Posted by: Roxy - Print This Post Print This Post

Since the New York Times was only planning on 36 Hours in Duck, NC, and Cindy Price probably pictured us as a hip, childless yuppie couple, her article made no mention of Kitty Hawk, which is only 20 minutes away by car.  One of my fondest memories of a childhood vacation with my parents (second only to Billy the Lifeguard from Kiawah Island) was visiting Kitty Hawk and the Wright Brothers National Memorial in Kill Devil Hills, NC.

Since I didn’t keep much of a journal until I was in high school, and I think I was in 7th or 8th grade when I last visited the Wright Brothers National Memorial, I’m going to rely on the web site instead of my memories to plan our trip.  The visitor center includes:

  • Exhibits on the Wright brothers’ background and the development of their gliders as well as the 1903 Flyer
  • The crankcase of the original 1903 Flyer
  • A flyable 2003 replica of the 1903 Flyer
  • The Wright Brothers Bookstore operated by Eastern National
  • The Paul E. Garber First Flight Shrine - established in 1966 by the First Flight Society, the shrine honors individuals and groups that have achieved significant firsts in the development of aviation.

The Centennial Pavilion:  Built in 2003, the pavilion exhibit hall houses exhibits dealing with the Outer Banks at the turn-of-the-century, the evolution of aviation, the challenges of flight, the development of the 2003 replica, and NASA-sponsored space exhibits as well as a Gift Shop. Children’s programs, special events, and films are presented in the multi-purpose auditorium.  

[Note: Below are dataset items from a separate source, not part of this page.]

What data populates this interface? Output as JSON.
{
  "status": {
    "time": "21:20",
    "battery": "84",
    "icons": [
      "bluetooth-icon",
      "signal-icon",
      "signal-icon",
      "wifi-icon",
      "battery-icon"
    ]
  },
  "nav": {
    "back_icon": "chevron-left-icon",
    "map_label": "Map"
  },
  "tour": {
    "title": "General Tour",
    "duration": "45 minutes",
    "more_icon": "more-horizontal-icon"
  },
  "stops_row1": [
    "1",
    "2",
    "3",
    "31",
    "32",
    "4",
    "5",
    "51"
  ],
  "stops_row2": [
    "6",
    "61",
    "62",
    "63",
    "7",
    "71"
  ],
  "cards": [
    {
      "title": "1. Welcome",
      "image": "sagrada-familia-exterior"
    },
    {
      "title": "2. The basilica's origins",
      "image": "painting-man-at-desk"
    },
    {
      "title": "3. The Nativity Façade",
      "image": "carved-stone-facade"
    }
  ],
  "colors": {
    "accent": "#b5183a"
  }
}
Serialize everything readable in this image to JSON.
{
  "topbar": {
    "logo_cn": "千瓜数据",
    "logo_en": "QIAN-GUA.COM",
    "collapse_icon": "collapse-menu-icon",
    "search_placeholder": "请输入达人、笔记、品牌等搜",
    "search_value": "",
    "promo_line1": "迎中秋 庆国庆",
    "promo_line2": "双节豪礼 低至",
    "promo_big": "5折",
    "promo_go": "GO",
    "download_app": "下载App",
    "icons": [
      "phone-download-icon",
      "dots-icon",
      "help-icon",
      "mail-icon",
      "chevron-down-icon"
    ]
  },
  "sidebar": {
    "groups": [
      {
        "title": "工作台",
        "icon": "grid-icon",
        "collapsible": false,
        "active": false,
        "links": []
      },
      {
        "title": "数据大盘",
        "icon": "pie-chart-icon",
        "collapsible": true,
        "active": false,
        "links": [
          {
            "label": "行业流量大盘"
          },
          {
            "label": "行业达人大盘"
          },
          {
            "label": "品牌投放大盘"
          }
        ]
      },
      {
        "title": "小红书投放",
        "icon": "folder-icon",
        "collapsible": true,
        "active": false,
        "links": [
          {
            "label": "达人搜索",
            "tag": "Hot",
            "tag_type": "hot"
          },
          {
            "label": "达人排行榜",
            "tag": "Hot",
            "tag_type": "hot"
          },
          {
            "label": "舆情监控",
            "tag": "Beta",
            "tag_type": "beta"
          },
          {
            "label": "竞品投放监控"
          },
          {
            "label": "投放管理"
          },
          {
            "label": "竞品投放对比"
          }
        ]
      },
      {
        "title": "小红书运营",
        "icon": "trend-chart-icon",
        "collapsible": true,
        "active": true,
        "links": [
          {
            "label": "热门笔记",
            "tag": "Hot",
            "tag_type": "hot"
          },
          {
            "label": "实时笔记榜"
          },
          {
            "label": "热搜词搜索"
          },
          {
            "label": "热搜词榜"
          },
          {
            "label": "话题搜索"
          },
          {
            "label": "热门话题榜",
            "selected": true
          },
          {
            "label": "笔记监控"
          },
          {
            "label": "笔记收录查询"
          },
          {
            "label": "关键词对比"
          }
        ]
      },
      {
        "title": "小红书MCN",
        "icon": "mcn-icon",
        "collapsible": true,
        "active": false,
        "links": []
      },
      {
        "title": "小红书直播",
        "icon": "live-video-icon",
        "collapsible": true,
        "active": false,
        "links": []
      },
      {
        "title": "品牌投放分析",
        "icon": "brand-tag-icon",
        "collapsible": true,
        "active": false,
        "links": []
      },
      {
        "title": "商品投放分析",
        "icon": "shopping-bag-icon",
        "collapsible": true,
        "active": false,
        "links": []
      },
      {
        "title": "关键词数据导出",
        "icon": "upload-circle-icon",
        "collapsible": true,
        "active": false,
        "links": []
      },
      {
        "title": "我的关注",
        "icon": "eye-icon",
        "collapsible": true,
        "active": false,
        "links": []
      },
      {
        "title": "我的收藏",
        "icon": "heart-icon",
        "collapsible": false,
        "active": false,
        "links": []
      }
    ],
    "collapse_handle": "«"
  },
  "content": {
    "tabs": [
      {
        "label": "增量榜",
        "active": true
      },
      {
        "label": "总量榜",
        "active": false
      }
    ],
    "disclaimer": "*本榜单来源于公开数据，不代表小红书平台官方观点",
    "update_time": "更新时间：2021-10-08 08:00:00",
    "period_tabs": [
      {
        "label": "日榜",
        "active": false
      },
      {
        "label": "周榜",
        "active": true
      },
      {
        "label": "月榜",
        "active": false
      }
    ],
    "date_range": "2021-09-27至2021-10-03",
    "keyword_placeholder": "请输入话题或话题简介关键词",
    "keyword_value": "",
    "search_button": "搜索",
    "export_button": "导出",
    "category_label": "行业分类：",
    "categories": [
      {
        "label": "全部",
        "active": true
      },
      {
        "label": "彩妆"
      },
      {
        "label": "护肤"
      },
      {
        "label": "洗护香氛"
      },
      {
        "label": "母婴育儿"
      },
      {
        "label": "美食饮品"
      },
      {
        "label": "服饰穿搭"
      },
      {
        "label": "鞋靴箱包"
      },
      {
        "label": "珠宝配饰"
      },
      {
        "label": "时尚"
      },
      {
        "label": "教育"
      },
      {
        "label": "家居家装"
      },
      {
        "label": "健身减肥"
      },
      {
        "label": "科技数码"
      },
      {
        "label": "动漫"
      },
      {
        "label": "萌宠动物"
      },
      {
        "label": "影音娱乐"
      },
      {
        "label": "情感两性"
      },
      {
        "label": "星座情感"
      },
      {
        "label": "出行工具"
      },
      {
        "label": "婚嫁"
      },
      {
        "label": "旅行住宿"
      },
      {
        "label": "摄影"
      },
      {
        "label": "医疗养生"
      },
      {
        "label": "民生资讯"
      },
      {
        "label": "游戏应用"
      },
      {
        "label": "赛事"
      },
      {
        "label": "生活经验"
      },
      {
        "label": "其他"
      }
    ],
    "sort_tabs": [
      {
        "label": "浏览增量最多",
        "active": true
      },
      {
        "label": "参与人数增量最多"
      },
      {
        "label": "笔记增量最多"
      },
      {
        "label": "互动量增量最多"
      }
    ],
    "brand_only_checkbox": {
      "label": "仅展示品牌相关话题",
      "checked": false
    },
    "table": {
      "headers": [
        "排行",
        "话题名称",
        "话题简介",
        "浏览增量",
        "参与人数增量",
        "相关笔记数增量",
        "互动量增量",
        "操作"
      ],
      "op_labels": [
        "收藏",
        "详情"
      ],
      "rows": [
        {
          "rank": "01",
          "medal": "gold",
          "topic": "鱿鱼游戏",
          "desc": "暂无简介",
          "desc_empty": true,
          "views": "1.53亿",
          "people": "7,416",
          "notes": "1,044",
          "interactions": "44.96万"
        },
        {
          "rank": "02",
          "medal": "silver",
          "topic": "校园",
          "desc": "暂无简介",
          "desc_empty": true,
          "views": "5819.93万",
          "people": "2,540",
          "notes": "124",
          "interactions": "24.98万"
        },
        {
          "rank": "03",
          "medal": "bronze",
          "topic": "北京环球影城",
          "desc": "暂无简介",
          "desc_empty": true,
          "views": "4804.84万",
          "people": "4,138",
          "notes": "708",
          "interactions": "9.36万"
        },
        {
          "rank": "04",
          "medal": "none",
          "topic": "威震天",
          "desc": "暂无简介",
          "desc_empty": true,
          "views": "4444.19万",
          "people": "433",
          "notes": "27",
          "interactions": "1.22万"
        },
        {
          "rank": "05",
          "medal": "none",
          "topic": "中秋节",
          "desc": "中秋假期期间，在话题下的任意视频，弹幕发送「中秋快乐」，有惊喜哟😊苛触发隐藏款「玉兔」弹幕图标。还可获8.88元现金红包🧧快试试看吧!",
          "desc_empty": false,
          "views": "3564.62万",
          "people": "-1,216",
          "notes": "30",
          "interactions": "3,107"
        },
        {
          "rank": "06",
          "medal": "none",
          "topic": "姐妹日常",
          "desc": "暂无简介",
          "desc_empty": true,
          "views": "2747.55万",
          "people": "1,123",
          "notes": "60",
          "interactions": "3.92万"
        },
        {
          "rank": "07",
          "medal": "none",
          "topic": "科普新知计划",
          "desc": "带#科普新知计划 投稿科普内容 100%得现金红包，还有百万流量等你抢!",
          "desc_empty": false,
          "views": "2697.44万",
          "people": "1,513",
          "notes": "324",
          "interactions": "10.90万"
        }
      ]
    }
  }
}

Living Quarters and Hangar:  A two minute stroll from the visitor center, the living quarters and hangar are reconstructed at the original locations. The living quarters is furnished with items similar to those that the Wrights used from 1900 to 1903 and the hangar replicates the building where the Wrights stored their 1903 Flyer.

Flight Line:  Located just west of the reconstructed camp buildings, a large granite boulder commemorates the take-off point for the first successful powered, controlled-flights by the Wright brothers. Four smaller stone markers chart the path of the flights.

I hope London and Maddie find Kitty Hawk and the Wright Brothers National Memorial as interesting as I did when I was a kid.  As first and second graders, they haven’t likely learned much about the Wright Brothers in school, but in the past they’ve surprised me by taking an interest in history and science.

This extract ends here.